All we really needed to do was clip some overhanging grass with scissors and brush away some dirt.  Yang did the clipping and I did the brushing.  Here’s photographic evidence of me with a brush, anyway.  By the way, Yang made that gorgeous blue blouse I’m wearing.  There’s little he can’t do!

 

We didn’t just go to see Joan – that’s a two hour ride for a twenty-minute visit.  Afterwards, we went to the nearby town of Essex and had lunch at the Griswold Inn:  socially distancing of course.  We also wore our masks – except when we were eating. Then we drove to fairly nearby  Gillette Castle, built by William Gillette at the turn into the twentieth century.  Gillette was a famous Sherlock Holmes  for his day.  Kind of an early twentieth-century Benjamin, er, Benedict Cumberbund, um, bach – you know whom I mean!  Fortunately, there were few people around, so we hiked the extensive wooded grounds, avoided poison ivy,  and saw many Bluebirds!  Gorgeous! We also strolled around the outside of the castle and enjoyed the gardens and the extraordinary views of the Connecticut River below.  Just for fun, we had taken the car ferry across the river to get to the castle.  The ride was under ten minutes, but hey, nice river views. Even nicer views from the terrace of the castle.  Imagine waking up every morning to these images.

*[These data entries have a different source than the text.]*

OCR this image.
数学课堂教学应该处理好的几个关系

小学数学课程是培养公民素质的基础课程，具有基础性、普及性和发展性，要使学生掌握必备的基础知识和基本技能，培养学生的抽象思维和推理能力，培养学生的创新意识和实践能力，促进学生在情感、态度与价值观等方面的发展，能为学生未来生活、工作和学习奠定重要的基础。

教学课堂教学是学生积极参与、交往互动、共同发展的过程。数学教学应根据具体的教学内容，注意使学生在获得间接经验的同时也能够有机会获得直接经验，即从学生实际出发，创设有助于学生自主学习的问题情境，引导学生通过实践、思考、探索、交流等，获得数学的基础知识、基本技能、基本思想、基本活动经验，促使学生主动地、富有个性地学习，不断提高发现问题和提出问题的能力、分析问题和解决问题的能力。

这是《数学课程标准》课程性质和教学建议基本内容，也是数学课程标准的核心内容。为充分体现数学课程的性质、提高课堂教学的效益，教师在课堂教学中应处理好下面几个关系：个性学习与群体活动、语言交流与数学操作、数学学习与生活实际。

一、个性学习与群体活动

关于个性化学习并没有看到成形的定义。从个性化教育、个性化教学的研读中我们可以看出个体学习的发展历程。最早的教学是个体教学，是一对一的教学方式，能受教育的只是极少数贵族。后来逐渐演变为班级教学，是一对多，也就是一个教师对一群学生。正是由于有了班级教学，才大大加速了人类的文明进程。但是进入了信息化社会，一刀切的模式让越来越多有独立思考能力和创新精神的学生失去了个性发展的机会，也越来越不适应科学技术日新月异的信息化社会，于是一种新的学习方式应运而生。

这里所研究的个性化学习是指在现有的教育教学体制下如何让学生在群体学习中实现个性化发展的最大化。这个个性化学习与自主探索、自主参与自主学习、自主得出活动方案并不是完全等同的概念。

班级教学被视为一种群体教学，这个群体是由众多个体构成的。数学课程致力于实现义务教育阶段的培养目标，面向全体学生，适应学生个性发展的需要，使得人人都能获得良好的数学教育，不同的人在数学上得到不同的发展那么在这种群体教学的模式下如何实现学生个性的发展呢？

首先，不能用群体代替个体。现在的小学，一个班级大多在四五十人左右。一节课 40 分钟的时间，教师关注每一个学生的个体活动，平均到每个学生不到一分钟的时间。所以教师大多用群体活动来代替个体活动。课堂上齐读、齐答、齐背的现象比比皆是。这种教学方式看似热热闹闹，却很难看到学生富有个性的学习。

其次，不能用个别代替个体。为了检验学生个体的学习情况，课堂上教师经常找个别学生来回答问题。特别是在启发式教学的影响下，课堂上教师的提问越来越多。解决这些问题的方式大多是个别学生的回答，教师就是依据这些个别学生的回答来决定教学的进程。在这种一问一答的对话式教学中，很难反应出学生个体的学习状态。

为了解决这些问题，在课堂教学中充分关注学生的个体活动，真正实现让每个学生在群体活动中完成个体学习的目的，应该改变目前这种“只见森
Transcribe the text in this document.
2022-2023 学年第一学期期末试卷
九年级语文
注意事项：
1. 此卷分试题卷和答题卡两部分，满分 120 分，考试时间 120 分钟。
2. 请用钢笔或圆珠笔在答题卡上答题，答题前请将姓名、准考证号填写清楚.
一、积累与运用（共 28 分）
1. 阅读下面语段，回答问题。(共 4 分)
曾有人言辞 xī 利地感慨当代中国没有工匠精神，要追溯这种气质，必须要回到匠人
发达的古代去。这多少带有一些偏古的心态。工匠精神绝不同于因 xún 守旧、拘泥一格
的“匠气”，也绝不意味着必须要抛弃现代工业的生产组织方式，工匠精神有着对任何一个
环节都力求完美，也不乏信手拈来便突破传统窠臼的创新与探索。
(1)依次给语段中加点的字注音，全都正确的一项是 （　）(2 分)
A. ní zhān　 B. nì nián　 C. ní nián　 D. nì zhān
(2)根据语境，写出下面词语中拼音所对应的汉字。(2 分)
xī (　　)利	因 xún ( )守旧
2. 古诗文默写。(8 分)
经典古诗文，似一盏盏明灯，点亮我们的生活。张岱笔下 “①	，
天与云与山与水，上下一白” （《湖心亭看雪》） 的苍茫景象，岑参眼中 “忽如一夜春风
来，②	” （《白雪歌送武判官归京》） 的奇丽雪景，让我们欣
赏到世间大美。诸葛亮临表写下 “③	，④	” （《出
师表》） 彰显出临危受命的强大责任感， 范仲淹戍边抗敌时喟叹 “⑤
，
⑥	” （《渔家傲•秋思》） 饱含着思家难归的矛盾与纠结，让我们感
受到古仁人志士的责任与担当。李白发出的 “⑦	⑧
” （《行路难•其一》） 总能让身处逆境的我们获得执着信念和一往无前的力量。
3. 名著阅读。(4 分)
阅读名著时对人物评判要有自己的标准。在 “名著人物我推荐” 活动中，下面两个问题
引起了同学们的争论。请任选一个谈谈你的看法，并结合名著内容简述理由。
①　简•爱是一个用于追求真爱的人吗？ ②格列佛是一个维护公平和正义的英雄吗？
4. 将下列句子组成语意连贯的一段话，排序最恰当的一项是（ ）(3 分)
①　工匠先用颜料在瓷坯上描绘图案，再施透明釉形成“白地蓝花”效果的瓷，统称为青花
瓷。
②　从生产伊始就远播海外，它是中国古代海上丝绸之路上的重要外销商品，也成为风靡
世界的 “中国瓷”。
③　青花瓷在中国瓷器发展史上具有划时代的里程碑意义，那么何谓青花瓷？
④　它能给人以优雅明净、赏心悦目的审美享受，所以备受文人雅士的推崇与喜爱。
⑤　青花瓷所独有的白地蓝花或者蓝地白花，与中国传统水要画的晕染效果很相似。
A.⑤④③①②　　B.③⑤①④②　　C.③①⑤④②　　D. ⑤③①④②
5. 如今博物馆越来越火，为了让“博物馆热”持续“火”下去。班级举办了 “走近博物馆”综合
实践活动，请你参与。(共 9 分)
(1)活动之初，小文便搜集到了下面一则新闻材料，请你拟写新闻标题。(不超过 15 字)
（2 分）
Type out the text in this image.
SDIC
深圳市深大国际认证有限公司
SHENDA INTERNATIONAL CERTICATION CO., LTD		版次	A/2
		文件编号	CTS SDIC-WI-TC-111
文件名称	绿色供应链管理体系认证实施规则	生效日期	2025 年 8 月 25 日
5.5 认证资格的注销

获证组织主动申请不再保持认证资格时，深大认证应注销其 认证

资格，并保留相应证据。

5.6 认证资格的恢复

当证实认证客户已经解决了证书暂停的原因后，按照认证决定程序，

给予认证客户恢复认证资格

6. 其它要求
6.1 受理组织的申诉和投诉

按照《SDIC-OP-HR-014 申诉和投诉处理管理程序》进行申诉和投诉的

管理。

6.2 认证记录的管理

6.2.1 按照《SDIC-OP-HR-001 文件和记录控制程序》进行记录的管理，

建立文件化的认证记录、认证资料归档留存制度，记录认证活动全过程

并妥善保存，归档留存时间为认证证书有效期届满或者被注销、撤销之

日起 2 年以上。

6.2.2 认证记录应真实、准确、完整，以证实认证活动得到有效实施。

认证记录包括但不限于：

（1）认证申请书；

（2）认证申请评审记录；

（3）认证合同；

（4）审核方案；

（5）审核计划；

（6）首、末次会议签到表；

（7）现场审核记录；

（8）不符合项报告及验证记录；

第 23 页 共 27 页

So, it was a lovely expedition and a lovely way to spend the day.  You may not see us wearing our masks in the pictures, but that’s only because we took them when no one else was around at all!  We also picked places to go where infectious incidents were low, as well as a time of day and day of the week when most people would not be visiting.  No dangerous interchanges!  So, I hope you enjoyed this little virtual tour and adventure.